Today we head off for a kayaking adventure to visit a penguin colony in suburban Cape Town. The trip leaves from Simon’s Town Waterfront and we paddle past the Naval Harbour and out to Boulder’s Beach to see the penguins.
After drying off we drove out to the Cape Point Nature Reserve. It was once believed that the Cape of Good Hope was the dividing point between the Atlantic and Indian Oceans, and that the Cape of Good Hope is the southern tip of Africa. In fact, the southernmost point is Cape Agulhas, about 150 kilometres (90 mi) to the east-southeast.[2] The currents of the two oceans meet at the point where the warm-water Agulhas current meets the cold water Benguela current and turns back on itself—a point that fluctuates between Cape Agulhas and Cape Point (about 1.2 kilometers east of the Cape of Good Hope).
For lunch we drove back along False Bay to the Harbour House Restaurant in Kalk Bay for another marvelous meal.
That evening we walked down to Peddlars to have cocktails with university friends of Mels before having dinner at Kitima Restaurant. Kitima at the Kronendal is situated in an old Cape-Dutch style homestead dating back to the 17th Century which is steeped in history and legend. Several hundred years ago, the Dutch East India Company traded between Europe, the Cape of Good Hope and Ayutthaya, the ancient capital of Siam.

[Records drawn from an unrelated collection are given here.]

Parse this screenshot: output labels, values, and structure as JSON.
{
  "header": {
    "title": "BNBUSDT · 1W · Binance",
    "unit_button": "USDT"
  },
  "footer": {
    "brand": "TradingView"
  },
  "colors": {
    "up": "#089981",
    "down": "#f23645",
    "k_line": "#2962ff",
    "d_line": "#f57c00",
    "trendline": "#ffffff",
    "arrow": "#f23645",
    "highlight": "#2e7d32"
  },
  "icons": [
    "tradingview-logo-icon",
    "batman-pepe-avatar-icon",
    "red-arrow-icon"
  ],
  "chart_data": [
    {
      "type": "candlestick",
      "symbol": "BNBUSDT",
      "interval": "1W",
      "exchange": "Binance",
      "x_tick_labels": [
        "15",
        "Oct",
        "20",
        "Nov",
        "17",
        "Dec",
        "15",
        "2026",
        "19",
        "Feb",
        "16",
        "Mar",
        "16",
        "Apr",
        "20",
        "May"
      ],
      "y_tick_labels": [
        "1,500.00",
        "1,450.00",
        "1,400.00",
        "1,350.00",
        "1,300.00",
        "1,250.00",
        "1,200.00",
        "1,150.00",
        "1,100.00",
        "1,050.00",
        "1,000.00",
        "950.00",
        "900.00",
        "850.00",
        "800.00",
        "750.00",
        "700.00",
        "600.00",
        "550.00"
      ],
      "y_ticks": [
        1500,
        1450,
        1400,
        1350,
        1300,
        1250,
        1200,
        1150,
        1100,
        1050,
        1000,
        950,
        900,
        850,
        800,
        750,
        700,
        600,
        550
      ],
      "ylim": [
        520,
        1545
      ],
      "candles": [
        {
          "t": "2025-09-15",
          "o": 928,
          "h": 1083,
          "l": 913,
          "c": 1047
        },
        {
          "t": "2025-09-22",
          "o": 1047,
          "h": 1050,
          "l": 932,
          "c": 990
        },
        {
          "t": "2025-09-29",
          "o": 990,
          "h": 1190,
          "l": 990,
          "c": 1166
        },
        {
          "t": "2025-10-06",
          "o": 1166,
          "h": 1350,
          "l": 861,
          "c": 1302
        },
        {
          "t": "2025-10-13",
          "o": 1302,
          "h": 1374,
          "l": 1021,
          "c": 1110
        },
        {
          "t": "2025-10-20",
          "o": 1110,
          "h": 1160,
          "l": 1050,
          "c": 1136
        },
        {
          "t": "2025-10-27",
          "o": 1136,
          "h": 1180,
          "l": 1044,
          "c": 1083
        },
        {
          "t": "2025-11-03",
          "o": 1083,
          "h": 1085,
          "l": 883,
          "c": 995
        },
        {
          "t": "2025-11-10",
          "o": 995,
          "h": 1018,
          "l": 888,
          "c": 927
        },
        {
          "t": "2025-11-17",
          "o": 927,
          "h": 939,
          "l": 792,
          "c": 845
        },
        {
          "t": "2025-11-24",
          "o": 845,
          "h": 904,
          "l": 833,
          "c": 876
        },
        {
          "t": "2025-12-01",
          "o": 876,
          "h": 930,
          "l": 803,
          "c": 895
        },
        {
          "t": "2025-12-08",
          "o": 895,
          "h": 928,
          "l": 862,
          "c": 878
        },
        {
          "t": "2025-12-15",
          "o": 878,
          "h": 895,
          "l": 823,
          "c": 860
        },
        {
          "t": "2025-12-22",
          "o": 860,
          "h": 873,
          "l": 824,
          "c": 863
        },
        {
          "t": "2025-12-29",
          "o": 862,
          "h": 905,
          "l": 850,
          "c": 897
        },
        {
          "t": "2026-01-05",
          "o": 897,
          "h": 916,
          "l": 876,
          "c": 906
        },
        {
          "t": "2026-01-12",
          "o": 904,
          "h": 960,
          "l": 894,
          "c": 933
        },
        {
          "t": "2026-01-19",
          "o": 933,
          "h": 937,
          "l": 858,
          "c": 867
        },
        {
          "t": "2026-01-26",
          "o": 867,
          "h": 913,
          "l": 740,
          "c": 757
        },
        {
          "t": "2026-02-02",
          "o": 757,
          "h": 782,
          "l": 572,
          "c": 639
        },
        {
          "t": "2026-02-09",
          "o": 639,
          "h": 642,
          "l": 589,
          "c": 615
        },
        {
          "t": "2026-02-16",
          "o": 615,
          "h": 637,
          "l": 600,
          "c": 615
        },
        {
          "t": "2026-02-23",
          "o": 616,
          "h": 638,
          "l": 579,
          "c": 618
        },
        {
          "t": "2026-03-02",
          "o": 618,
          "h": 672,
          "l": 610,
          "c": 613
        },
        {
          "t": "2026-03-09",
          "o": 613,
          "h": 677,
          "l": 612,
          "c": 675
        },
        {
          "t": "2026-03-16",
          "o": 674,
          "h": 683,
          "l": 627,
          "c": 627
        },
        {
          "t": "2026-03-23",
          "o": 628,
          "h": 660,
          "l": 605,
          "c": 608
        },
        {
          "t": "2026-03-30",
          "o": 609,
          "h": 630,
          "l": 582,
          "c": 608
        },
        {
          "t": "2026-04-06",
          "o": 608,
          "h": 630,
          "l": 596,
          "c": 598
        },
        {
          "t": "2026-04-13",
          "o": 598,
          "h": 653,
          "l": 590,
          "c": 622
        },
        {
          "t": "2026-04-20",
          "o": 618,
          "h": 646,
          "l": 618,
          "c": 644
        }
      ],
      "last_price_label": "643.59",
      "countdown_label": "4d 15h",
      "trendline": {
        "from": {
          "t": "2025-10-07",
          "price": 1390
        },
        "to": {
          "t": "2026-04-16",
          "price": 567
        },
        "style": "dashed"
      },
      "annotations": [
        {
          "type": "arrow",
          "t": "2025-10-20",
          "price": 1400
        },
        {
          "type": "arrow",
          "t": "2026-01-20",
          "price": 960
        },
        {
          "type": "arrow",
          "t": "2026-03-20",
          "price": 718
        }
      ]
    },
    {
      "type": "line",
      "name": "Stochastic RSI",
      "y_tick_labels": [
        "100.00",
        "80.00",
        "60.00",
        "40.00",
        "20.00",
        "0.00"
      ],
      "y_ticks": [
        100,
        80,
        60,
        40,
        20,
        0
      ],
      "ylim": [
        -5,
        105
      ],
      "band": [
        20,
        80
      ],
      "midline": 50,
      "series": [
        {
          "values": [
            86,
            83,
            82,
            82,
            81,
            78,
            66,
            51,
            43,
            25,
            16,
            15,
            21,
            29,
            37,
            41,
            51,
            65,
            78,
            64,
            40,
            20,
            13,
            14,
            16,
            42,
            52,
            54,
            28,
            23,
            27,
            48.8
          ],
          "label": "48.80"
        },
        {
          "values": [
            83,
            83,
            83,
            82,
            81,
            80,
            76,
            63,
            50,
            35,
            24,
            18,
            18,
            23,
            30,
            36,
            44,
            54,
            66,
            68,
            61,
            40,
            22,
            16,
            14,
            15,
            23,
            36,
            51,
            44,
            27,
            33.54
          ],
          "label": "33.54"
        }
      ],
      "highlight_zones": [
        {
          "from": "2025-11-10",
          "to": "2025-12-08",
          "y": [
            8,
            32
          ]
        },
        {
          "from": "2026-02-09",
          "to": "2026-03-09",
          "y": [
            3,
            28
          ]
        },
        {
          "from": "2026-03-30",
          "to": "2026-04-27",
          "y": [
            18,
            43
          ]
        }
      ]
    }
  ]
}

The Kronendal was the first farm in Hout Bay established in the 1670’s. The homestead is one of the oldest and only surviving example of the Cape Dutch typical H-plan architecture in the Cape Peninsula. The back section of the homestead was built in the early 1700s (which explains why the back gable carries the year 1713). The building was enlarged several decades later by Johannes Guilliam Van Helsdingen where 1800 appears on the front gable. The homestead changes ownerships many times throughout the centuries and was declared a National Monument in 1961.
Between 1835 and 1849 the Kronendal Farm was owned by Sir Abraham Josias Cloete. Legend tells that the homestead is still haunted by his daughter Elsa Cloete who died of a broken heart after she was forbidden to marry her soldier lover. Some people claim seeing her standing behind the gable window at moon lit nights looking out onto the oak tree alley – waiting for her lover…
As a sign of respect to the legend told; every night an immaculate table is laid with silver, food and flowers for Elsa and her lover.